Once filed with the PTO, an International Application faces three discrete levels of scrutiny. First, the PTO examines the application to make sure it satisfies PTO requirements. Assuming it passes that hurdle, the PTO then certifies the application to the International Bureau of the World Intellectual Property Organization in Geneva Switzerland (the "International Bureau"). If the International Bureau approves, it will issue an "International Registration" and then forward the application to each individual designated country. Each country then examines the application and decides whether to issue an "extension of protection," which is the equivalent of a trademark registration, for that country.

Thus, assuming an application immediately satisfied everyone that examined it, an applicant in the United States could use U.S. trademark counsel to file a federal trademark registration application and a separate International Application with the U.S.P.T.O., pay a single filing fee for the International Application, and ultimately end up with a single International Registration that carries with it enforceable trademark rights in 75 different countries. This should save considerable time and cost over the prior way of accomplishing the same thing, which was to pay 75 separate lawyers around the world to prepare 75 different trademark registration applications. Further, the owner of an International Registration can renew all rights associated with the International Registration through a single filing from the United States every 10 years.

Limitations of the Madrid Protocol

While the Madrid Protocol is a quite useful tool for U.S. businesses seeking cross-border trademark protection, it is easy to overstate its significance. The Protocol does not change the fact that a business must comply with the various differing trademark regimes of each country in which it does business.

Among the limits to the utility of the Madrid Protocol for U.S. businesses are the following:

  • The Madrid Protocol does not simplify the trademark clearance process.
  • While U.S. counsel can file an International Registration application with the PTO in the U.S. and seek extensions of protection from as many as 75 countries, each country ultimately examines the application under its own local law.
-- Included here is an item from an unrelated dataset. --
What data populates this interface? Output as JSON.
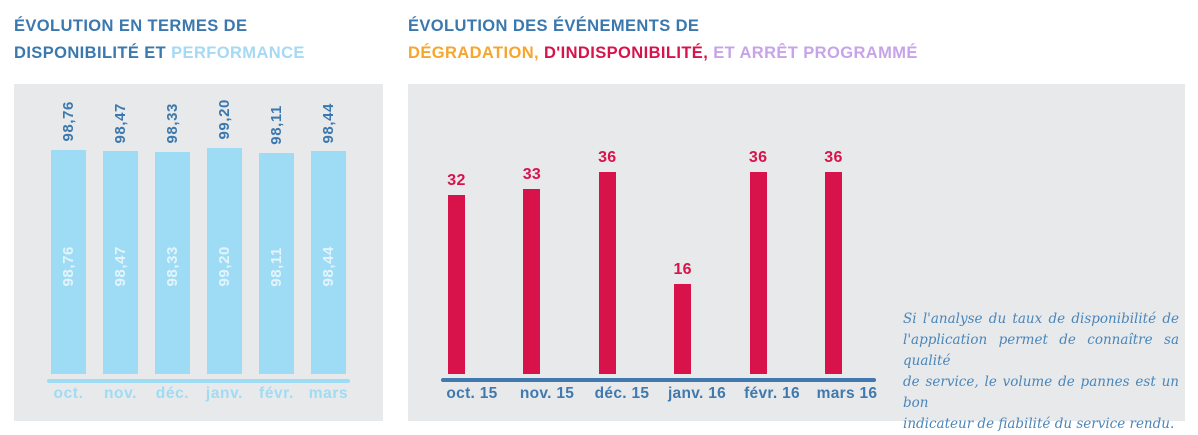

If the local trademark office refuses registration and the U.S. business wants to challenge the refusal, the challenge most likely will have to be handled by qualified trademark counsel in that country.
  • Although Madrid Protocol's renewal procedure supplants country specific renewal procedures, businesses must still comply with other country-specific post registration maintenance requirements that may require local counsel.
  • Many countries do not adhere to the Madrid Protocol. At this point, for instance, the Madrid Protocol is widely adopted in Europe and Asia but not in Canada, Mexico, or South America.
  • Sometimes, there will be good strategic reasons to seek trademark protection in Europe through the CTM registration procedure rather than the Madrid Protocol. Among other things, with a CTM registration, a trademark owner whose mark is infringed in Europe could file a single lawsuit and obtain an injunction that would be valid in all European Union member countries. By contrast, the trademark owner who owns an International Protection with country-specific "extensions of protection" in Europe would be forced to seek legal relief on a country by country basis. Currently there are efforts under way to allow a Madrid Protocol to designate the entire European Union as one of the designated parties in its International Application. The resulting extension of protection, if granted, would be equivalent to a CTM registration.

Conclusion

Businesses that market, or plan to market, their products and services across national borders should be sure to clear, register, and maintain their trademarks and service marks in each country they have on their target market list. A business that makes an early initial investment in cross border trademark clearance and protection will create important assets and avoid headaches, expenses, and potential litigation it might otherwise face. Now that the U.S. has joined the Madrid Protocol treaty system, the process of obtaining cross border trademark protection has become a little bit cheaper and less cumbersome.